Those are some of the questions educators and employers have been asking in workshops across the country, as I’ve mentioned numerous times in this column.

In Glendale this month, the questions are coming to life on the Alex Theatre stage, as 16 local teens prepare for the July 22 performance of the original musical, “Be.”

Written and directed by award-winning playwright Jennifer Berry, the play will be the culmination of “Act Out With Alex,” a five-week performing arts program sponsored by Glendale Arts and led by Berry and her team of industry professionals.

“Be” centers on a group of young people auditioning for the part of adulthood. In the process, the characters start to wonder whether they really want to take on the stresses their parents exhibit, and they also begin to look at their own interactions as teens.

Are they focused on each other or on their phones? Are they enjoying their time together? How do they relate to their parents?

Berry, born and raised in Glendale, first produced the play 15 years ago in Colorado. In an interview published then and available on her website, jenniferberry.net, she commented on the message she hoped to convey to the young actors and their audience.

“Be yourself. Be who you want to be. Just be,” she said, adding that she wants teens “to explore and celebrate this place in their lives.”

Since moving back to Glendale and becoming a parent herself, Berry has updated the production and, with the help of her longtime friend and Glendale High choir classmate, Lisa Raggio, transformed it into a musical.

Now, Berry and Raggio hope the Act Out participants will embrace the play’s message as they work together to develop the skills they’ll share with their audience.

I had a glimpse of those developing skills when I visited a session of Act Out last week. As I arrived, the cast was sitting in a circle on the stage, reviewing their activities of the morning, which included dance, voice training, and readings of Shakespeare.

Going around the circle, each participant said what they’d especially liked, so far, that day, followed by a word of appreciation for the person next to them.

“Dance gets more fun every day.”

“I look forward to the air conditioning we don’t have at home.”

“I appreciate our amazing singing teacher.”

“I appreciate having lunch time to talk to each other.”

“Dance class was poppin’ today.”

“I appreciate you [Berry] pushing us to do better as professionals and yet knowing us as kids.”

For her part, Berry said she appreciated the way the students had tackled Shakespeare, and she praised the stage presence of the student sitting next to her.

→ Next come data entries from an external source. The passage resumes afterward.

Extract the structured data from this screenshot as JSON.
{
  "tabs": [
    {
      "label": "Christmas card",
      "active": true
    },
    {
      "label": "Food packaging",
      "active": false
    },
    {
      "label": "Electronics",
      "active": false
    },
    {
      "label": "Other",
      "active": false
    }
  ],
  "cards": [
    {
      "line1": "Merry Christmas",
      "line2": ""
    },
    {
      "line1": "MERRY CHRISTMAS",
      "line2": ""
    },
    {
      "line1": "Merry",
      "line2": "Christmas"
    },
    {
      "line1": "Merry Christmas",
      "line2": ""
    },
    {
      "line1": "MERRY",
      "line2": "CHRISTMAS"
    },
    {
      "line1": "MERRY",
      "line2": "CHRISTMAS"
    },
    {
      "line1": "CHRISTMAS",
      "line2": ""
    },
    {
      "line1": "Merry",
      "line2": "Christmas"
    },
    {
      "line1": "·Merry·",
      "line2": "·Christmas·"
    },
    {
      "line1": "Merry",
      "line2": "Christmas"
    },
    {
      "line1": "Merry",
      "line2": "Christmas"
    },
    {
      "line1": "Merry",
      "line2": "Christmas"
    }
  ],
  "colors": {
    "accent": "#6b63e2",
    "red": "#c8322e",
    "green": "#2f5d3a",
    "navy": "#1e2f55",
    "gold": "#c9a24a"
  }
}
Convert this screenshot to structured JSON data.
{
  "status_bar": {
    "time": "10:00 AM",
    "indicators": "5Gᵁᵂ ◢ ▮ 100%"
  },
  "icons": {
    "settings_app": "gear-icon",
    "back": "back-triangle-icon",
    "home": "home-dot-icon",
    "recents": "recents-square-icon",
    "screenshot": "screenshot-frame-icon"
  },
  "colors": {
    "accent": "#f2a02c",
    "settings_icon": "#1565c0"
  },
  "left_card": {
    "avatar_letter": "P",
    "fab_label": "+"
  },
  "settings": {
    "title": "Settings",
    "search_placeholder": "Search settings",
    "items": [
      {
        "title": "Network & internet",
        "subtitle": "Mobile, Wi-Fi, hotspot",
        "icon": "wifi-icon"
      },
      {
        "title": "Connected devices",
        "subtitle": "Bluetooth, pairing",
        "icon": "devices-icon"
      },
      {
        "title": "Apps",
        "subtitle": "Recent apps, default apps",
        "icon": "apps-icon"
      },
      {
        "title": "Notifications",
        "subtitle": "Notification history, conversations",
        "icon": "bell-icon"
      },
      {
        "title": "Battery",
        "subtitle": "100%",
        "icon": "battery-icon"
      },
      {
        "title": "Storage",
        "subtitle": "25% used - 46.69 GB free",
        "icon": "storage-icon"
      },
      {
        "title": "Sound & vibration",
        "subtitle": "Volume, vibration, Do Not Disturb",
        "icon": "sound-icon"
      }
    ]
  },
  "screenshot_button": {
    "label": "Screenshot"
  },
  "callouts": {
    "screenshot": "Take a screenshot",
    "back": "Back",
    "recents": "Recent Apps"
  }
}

The circle time was a great example of teaching important skills employers say they’re looking for in job seekers, “soft skills” such as listening, communicating, and teamwork.

In the song and dance rehearsal that came next, I saw some of the more technical skills being developed. I also saw the professional way Berry interacted with the students in the program. She addressed them as colleagues, using the specialized vocabulary common in the business.

Without spending time defining or explaining her directions, she communicated her instructions so even those students without previous dance or acting experience understood her meaning.

When she told the boys on the side of the stage to “protect the dance” the girls were performing in the center, and when she told the girls to “protect the joke” the boys were telling through their actions, they all understood. They saw what it meant to be sensitive to each other’s roles and respectful of the story.

Watching these students absorb meaning in the context of the play, for presentation on a professional stage, I was reminded of other examples of what educators call contextualized learning. I thought of the young students in our district’s language-immersion classes, who grasp so naturally the meanings of words used in context in a language they’re excited to speak.

I recalled stories of math-averse students finally making sense of algebraic formulas when robotic competitions were on the line.

At Act Out, I saw adults with high expectations for teens and teens responding with enthusiasm.

Berry and Raggio said they are excited to share with today’s Glendale teens the friendship and skills fostered when they were high school students. They hope the young performers will be similarly affected by their own experience.

“It feels sweet and special to be doing this in our hometown…very full circle,” Raggio said. “The older we get, the more we cling to the friendships of youth.”

If I had school-age children with an interest in performing arts, I’d want them to have this kind of career education.